📖 6 min read
Last updated on

Serialize and Deserialize Binary Tree — Coding Interview Walkthrough


You’re in a coding interview. The interviewer says: “Design an algorithm to serialize a binary tree to a string and deserialize it back to the tree.” The challenge isn’t the traversal itself; it’s choosing an encoding scheme that unambiguously represents null nodes so reconstruction is deterministic. Serialize and Deserialize Binary Tree is LeetCode #297, a Hard problem where clarity of design matters more than algorithmic complexity.

This walkthrough covers both BFS and DFS approaches, explains why encoding nulls is the key insight, and shows the DFS preorder solution that produces the cleanest code.


Already know how to solve Serialize And Deserialize Binary Tree? Try a Serialize And Deserialize Binary Tree mock interview on Intervu →

The Problem

Design a Codec class with:

  • serialize(root) -> str: encodes a tree to a string.
  • deserialize(data: str) -> TreeNode: decodes a string back to the original tree.

The encoding format is your choice. There’s no right answer as long as serialization and deserialization are inverses of each other. (LeetCode #297)

Example

Input root = [1,2,3,null,null,4,5]

Serialized "1,2,null,null,3,4,null,null,5,null,null" (DFS preorder with null markers)

Deserialized Original tree reconstructed correctly.

Binary tree [1,2,3,null,null,4,5] with DFS preorder serialization showing null markers.

What Interviewers Are Actually Testing

This is a design problem. Interviewers want to see you make a clear design decision (BFS vs. DFS, delimiter choice, null representation), justify it, and implement both halves correctly.

SkillWhat Interviewers Observe
Null node encodingDo you explicitly encode nulls so the tree can be reconstructed?
BFS or DFS choiceCan you implement either and explain the trade-offs?
Delimiter + format clarityDo you use a consistent delimiter and parse it correctly?
Deserialize pointer managementDo you advance through the token list correctly?
Correctness on edge casesEmpty tree, single node, skewed tree?

Step 1: Clarifying Questions

  1. Can node values be negative? Yes. This means the delimiter can’t be -. Use , as the separator between tokens.

  2. Is the tree a BST? No. It’s a general binary tree. Without BST ordering, you need null markers to determine structure.

  3. What should serialize(None) return? A string (e.g., "null"). deserialize("null") should return None.

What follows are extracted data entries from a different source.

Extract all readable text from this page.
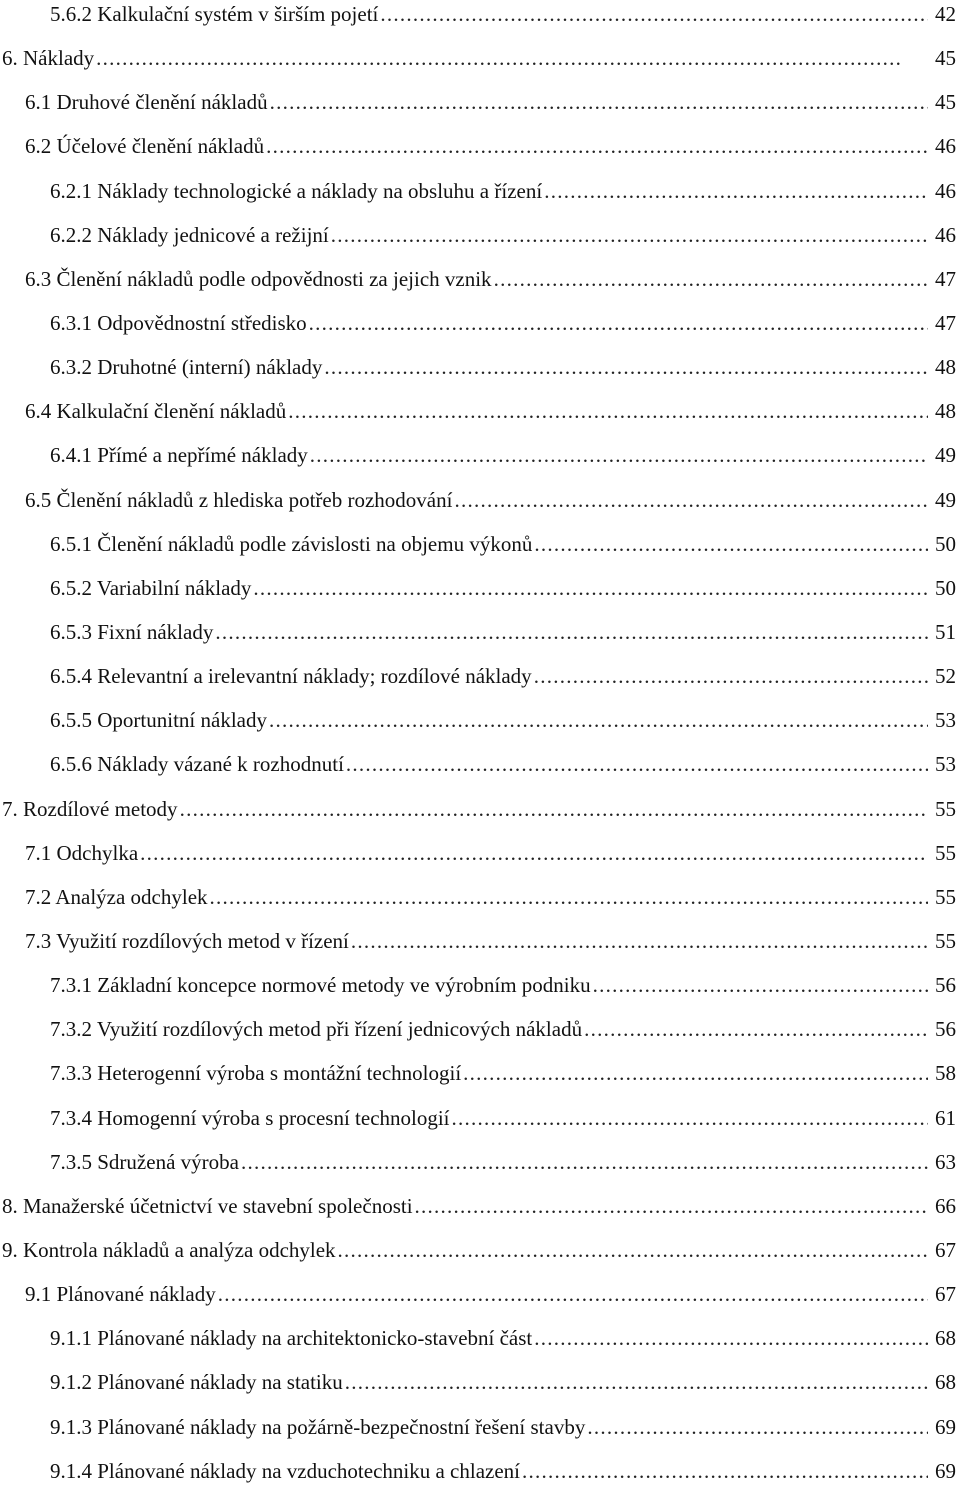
5.6.2 Kalkulační systém v širším pojetí . . .	42
6. Náklady . . .	45
6.1 Druhové členění nákladů . . .	45
6.2 Účelové členění nákladů . . .	46
6.2.1 Náklady technologické a náklady na obsluhu a řízení . . .	46
6.2.2 Náklady jednicové a režijní . . .	46
6.3 Členění nákladů podle odpovědnosti za jejich vznik . . .	47
6.3.1 Odpovědnostní středisko . . .	47
6.3.2 Druhotné (interní) náklady . . .	48
6.4 Kalkulační členění nákladů . . .	48
6.4.1 Přímé a nepřímé náklady . . .	49
6.5 Členění nákladů z hlediska potřeb rozhodování . . .	49
6.5.1 Členění nákladů podle závislosti na objemu výkonů . . .	50
6.5.2 Variabilní náklady . . .	50
6.5.3 Fixní náklady . . .	51
6.5.4 Relevantní a irelevantní náklady; rozdílové náklady . . .	52
6.5.5 Oportunitní náklady . . .	53
6.5.6 Náklady vázané k rozhodnutí . . .	53
7. Rozdílové metody . . .	55
7.1 Odchylka . . .	55
7.2 Analýza odchylek . . .	55
7.3 Využití rozdílových metod v řízení . . .	55
7.3.1 Základní koncepce normové metody ve výrobním podniku . . .	56
7.3.2 Využití rozdílových metod při řízení jednicových nákladů . . .	56
7.3.3 Heterogenní výroba s montážní technologií . . .	58
7.3.4 Homogenní výroba s procesní technologií . . .	61
7.3.5 Sdružená výroba . . .	63
8. Manažerské účetnictví ve stavební společnosti . . .	66
9. Kontrola nákladů a analýza odchylek . . .	67
9.1 Plánované náklady . . .	67
9.1.1 Plánované náklady na architektonicko-stavební část . . .	68
9.1.2 Plánované náklady na statiku . . .	68
9.1.3 Plánované náklady na požárně-bezpečnostní řešení stavby . . .	69
9.1.4 Plánované náklady na vzduchotechniku a chlazení . . .	69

  4. Is there a size constraint? Up to 10^4 nodes. Both O(n) approaches work fine.


Step 2: The Key Insight

Encode null nodes explicitly. Without representing nulls, you can’t distinguish a node with one child from a node with two children. With nulls encoded, the tree structure is fully determined by a single traversal.

A binary tree serialized as just its values (e.g., "1,2,3") is ambiguous: is 3 the right child of 1, or the right child of 2? With null markers ("1,2,null,null,3,null,null"), the structure is unambiguous.


Step 3: Approaches

DFS (preorder): Serialize root, then left, then right, using a sentinel for nulls. Reconstruct with a recursive function consuming one token at a time. Clean, compact, no queue.

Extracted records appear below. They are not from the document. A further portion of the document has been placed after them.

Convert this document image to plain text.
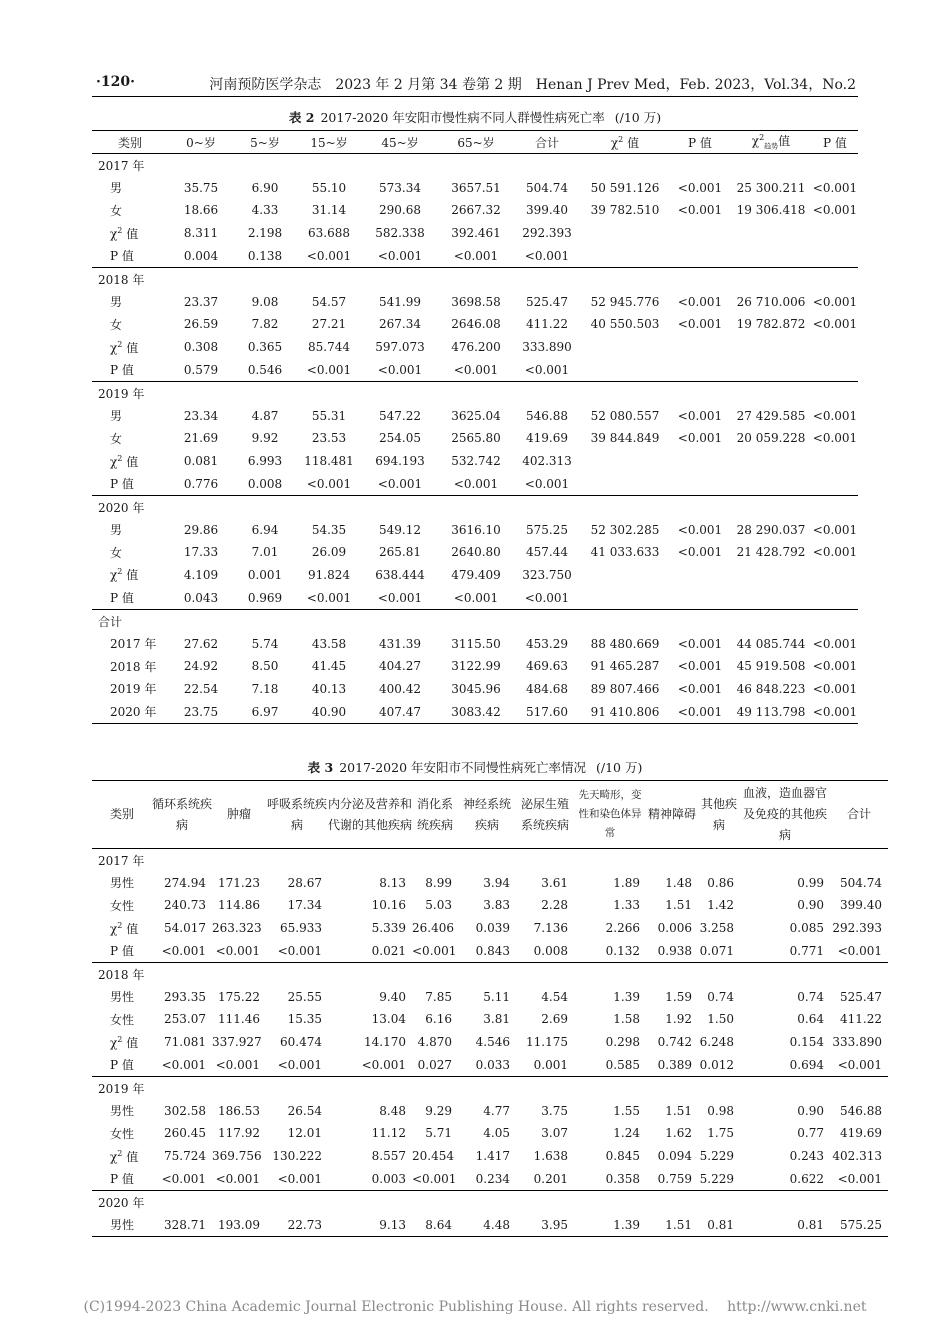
·120·	河南预防医学杂志　2023 年 2 月第 34 卷第 2 期　Henan J Prev Med，Feb. 2023，Vol.34，No.2
表 2 2017-2020 年安阳市慢性病不同人群慢性病死亡率 (/10 万)
类别	0~岁	5~岁	15~岁	45~岁	65~岁	合计	$\chi^2$ 值	P 值	$\chi^2_{趋势}$值	P 值
2017 年										
男	35.75	6.90	55.10	573.34	3657.51	504.74	50 591.126	<0.001	25 300.211	<0.001
女	18.66	4.33	31.14	290.68	2667.32	399.40	39 782.510	<0.001	19 306.418	<0.001
$\chi^2$ 值	8.311	2.198	63.688	582.338	392.461	292.393				
P 值	0.004	0.138	<0.001	<0.001	<0.001	<0.001				
2018 年										
男	23.37	9.08	54.57	541.99	3698.58	525.47	52 945.776	<0.001	26 710.006	<0.001
女	26.59	7.82	27.21	267.34	2646.08	411.22	40 550.503	<0.001	19 782.872	<0.001
$\chi^2$ 值	0.308	0.365	85.744	597.073	476.200	333.890				
P 值	0.579	0.546	<0.001	<0.001	<0.001	<0.001				
2019 年										
男	23.34	4.87	55.31	547.22	3625.04	546.88	52 080.557	<0.001	27 429.585	<0.001
女	21.69	9.92	23.53	254.05	2565.80	419.69	39 844.849	<0.001	20 059.228	<0.001
$\chi^2$ 值	0.081	6.993	118.481	694.193	532.742	402.313				
P 值	0.776	0.008	<0.001	<0.001	<0.001	<0.001				
2020 年										
男	29.86	6.94	54.35	549.12	3616.10	575.25	52 302.285	<0.001	28 290.037	<0.001
女	17.33	7.01	26.09	265.81	2640.80	457.44	41 033.633	<0.001	21 428.792	<0.001
$\chi^2$ 值	4.109	0.001	91.824	638.444	479.409	323.750				
P 值	0.043	0.969	<0.001	<0.001	<0.001	<0.001				
合计										
2017 年	27.62	5.74	43.58	431.39	3115.50	453.29	88 480.669	<0.001	44 085.744	<0.001
2018 年	24.92	8.50	41.45	404.27	3122.99	469.63	91 465.287	<0.001	45 919.508	<0.001
2019 年	22.54	7.18	40.13	400.42	3045.96	484.68	89 807.466	<0.001	46 848.223	<0.001
2020 年	23.75	6.97	40.90	407.47	3083.42	517.60	91 410.806	<0.001	49 113.798	<0.001
表 3 2017-2020 年安阳市不同慢性病死亡率情况 (/10 万)
类别	循环系统疾病	肿瘤	呼吸系统疾病	内分泌及营养和代谢的其他疾病	消化系统疾病	神经系统疾病	泌尿生殖系统疾病	先天畸形，变性和染色体异常	精神障碍	其他疾病	血液，造血器官及免疫的其他疾病	合计
2017 年												
男性	274.94	171.23	28.67	8.13	8.99	3.94	3.61	1.89	1.48	0.86	0.99	504.74
女性	240.73	114.86	17.34	10.16	5.03	3.83	2.28	1.33	1.51	1.42	0.90	399.40
$\chi^2$ 值	54.017	263.323	65.933	5.339	26.406	0.039	7.136	2.266	0.006	3.258	0.085	292.393
P 值	<0.001	<0.001	<0.001	0.021	<0.001	0.843	0.008	0.132	0.938	0.071	0.771	<0.001
2018 年												
男性	293.35	175.22	25.55	9.40	7.85	5.11	4.54	1.39	1.59	0.74	0.74	525.47
女性	253.07	111.46	15.35	13.04	6.16	3.81	2.69	1.58	1.92	1.50	0.64	411.22
$\chi^2$ 值	71.081	337.927	60.474	14.170	4.870	4.546	11.175	0.298	0.742	6.248	0.154	333.890
P 值	<0.001	<0.001	<0.001	<0.001	0.027	0.033	0.001	0.585	0.389	0.012	0.694	<0.001
2019 年												
男性	302.58	186.53	26.54	8.48	9.29	4.77	3.75	1.55	1.51	0.98	0.90	546.88
女性	260.45	117.92	12.01	11.12	5.71	4.05	3.07	1.24	1.62	1.75	0.77	419.69
$\chi^2$ 值	75.724	369.756	130.222	8.557	20.454	1.417	1.638	0.845	0.094	5.229	0.243	402.313
P 值	<0.001	<0.001	<0.001	0.003	<0.001	0.234	0.201	0.358	0.759	5.229	0.622	<0.001
2020 年												
男性	328.71	193.09	22.73	9.13	8.64	4.48	3.95	1.39	1.51	0.81	0.81	575.25
(C)1994-2023 China Academic Journal Electronic Publishing House. All rights reserved.　 http://www.cnki.net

BFS (level-order): Serialize level by level, the same format LeetCode uses. Reconstruct with a queue. Slightly more intuitive but more code.

Both are O(n) time and O(n) space. DFS is usually the better interview choice because the code is shorter.


class Codec:
    def serialize(self, root) -> str:
        tokens = []
        def dfs(node):
            if not node:
                tokens.append("null")
                return
            tokens.append(str(node.val))
            dfs(node.left)
            dfs(node.right)
        dfs(root)
        return ",".join(tokens)

    def deserialize(self, data: str):
        tokens = iter(data.split(","))
        def dfs():
            val = next(tokens)
            if val == "null":
                return None
            node = TreeNode(int(val))
            node.left = dfs()
            node.right = dfs()
            return node
        return dfs()

Why this is interview-friendly:

  • iter() makes token consumption clean. next(tokens) advances the pointer automatically. No index tracking needed.
  • Symmetry between serialize and deserialize. Both follow the same preorder pattern: root, left, right.
  • Null sentinels eliminate ambiguity. Every leaf has exactly two "null" children in the serialized string.

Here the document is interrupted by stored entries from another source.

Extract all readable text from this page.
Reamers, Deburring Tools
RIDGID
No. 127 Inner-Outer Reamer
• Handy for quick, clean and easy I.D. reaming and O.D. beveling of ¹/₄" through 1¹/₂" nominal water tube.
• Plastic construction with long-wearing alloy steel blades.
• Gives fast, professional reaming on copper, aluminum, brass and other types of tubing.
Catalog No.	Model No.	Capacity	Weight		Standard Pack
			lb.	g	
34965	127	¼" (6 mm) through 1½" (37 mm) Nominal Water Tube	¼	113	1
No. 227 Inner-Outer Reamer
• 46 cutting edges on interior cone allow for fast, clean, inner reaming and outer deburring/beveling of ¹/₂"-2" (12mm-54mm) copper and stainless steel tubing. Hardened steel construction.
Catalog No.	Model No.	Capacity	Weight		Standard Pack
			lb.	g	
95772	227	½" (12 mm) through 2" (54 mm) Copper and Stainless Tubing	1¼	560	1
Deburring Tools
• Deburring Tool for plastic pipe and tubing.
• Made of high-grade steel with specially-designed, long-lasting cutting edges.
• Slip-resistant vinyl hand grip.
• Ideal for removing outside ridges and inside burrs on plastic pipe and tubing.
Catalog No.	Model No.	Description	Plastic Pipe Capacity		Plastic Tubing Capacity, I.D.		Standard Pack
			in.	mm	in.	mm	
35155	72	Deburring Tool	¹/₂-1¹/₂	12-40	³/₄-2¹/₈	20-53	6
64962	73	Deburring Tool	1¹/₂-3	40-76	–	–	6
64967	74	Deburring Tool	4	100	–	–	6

Python Implementation: BFS (Alternative)

from collections import deque

class Codec:
    def serialize(self, root) -> str:
        if not root:
            return "null"
        result = []
        queue = deque([root])
        while queue:
            node = queue.popleft()
            if node:
                result.append(str(node.val))
                queue.append(node.left)
                queue.append(node.right)
            else:
                result.append("null")
        return ",".join(result)

    def deserialize(self, data: str):
        if data == "null":
            return None
        tokens = data.split(",")
        root = TreeNode(int(tokens[0]))
        queue = deque([root])
        i = 1
        while queue:
            node = queue.popleft()
            if tokens[i] != "null":
                node.left = TreeNode(int(tokens[i]))
                queue.append(node.left)
            i += 1
            if tokens[i] != "null":
                node.right = TreeNode(int(tokens[i]))
                queue.append(node.right)
            i += 1
        return root

Time & Space Complexity

TimeSpace
serializeO(n)O(n)
deserializeO(n)O(n)

Every node is visited once. The serialized string and recursion stack (or queue) are both O(n).


Common Interview Mistakes

  1. Not encoding nulls. Without null markers, the tree can’t be uniquely reconstructed. This is the single most important design decision.

  2. Choosing a delimiter that appears in values. Node values can be negative, so - is a bad delimiter. Use , consistently.

  3. BFS deserialize index tracking. Off-by-one in the token index is a common bug. Each dequeued node consumes exactly two tokens (left child, right child). Tracking i carefully is essential.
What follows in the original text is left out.